The cost of living crisis has only started to take shape with lenders, with many adjusting how much clients can borrow. It's going to only get worse without government intervention to cap the cost of utilities, but there seems to be no interest in doing this at all and if borrowing capacity reduces it could see some priced out of being able even to purchase a home in the short term, and there is also a massive variance between lenders with what can be borrowed depending upon your income. So the age-old 4.5x income is well and truly dead. Speak to a professional and understand your budget.

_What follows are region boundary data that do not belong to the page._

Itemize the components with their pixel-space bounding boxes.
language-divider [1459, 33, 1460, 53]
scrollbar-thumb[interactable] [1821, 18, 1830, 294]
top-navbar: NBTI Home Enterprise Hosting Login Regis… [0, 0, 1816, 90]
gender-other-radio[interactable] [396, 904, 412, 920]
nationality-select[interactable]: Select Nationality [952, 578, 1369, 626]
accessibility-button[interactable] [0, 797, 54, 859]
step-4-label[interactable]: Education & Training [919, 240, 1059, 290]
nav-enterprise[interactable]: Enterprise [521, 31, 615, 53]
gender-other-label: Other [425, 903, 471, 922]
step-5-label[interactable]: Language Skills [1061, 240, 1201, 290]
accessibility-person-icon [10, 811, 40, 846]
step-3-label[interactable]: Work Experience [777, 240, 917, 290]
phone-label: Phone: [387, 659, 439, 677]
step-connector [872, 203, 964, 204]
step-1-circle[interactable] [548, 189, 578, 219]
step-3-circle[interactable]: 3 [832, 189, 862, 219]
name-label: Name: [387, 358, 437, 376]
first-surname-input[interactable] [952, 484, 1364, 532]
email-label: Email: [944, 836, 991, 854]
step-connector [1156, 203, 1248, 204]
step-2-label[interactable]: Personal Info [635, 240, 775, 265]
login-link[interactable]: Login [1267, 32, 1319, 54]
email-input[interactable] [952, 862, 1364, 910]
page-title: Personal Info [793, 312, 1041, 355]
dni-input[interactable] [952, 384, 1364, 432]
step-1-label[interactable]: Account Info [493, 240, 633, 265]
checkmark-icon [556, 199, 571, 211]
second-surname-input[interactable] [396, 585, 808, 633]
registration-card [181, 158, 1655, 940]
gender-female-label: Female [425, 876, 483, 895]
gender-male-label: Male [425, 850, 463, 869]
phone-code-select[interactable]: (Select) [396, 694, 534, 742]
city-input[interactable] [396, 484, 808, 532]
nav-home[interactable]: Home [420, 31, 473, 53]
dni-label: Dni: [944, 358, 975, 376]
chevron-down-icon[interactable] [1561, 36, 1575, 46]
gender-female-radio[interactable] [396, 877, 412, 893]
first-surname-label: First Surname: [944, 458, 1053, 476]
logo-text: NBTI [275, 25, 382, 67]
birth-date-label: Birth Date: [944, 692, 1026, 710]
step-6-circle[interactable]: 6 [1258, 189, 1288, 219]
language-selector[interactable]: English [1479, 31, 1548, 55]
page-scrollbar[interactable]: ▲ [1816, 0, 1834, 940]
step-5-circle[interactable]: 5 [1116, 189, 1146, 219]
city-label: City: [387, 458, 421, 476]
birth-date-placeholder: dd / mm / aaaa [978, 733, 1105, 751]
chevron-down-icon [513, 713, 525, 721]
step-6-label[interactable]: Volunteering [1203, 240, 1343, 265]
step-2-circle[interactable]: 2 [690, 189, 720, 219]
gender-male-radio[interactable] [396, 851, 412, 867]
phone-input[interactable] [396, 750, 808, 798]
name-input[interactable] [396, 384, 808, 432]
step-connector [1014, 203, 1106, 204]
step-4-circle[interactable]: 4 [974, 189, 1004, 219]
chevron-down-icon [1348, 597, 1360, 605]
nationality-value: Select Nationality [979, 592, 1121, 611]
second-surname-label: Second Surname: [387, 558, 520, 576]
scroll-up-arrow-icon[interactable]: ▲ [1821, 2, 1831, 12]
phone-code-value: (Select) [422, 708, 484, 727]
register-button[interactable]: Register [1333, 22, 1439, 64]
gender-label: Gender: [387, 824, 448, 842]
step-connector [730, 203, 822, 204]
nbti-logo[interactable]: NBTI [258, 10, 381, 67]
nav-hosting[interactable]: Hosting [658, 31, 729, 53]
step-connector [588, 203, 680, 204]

With the huge hike in energy bills we’re seeing mainstream lenders such as Santander reduce lending capacity, meaning first-time buyers are finding it harder to achieve the mortgage they need to get on the property ladder. Lenders are going to be looking at other costs in buyers' lifestyles that need to be financed. With ONS figures on the rise we will see further lenders follow suit as they look to reduce their risk as there’s been no government intervention. Producing a budget for a client is proving more difficult as it’s hard to estimate what their running costs in the home will be month to month in the future. Typically I would be recommending 25-30 year term mortgages but with rates as much as 2.5% higher since the start of the year it’s not uncommon to be sourcing 35-40 years resulting in vast amounts of more interest for the buyer in the long term.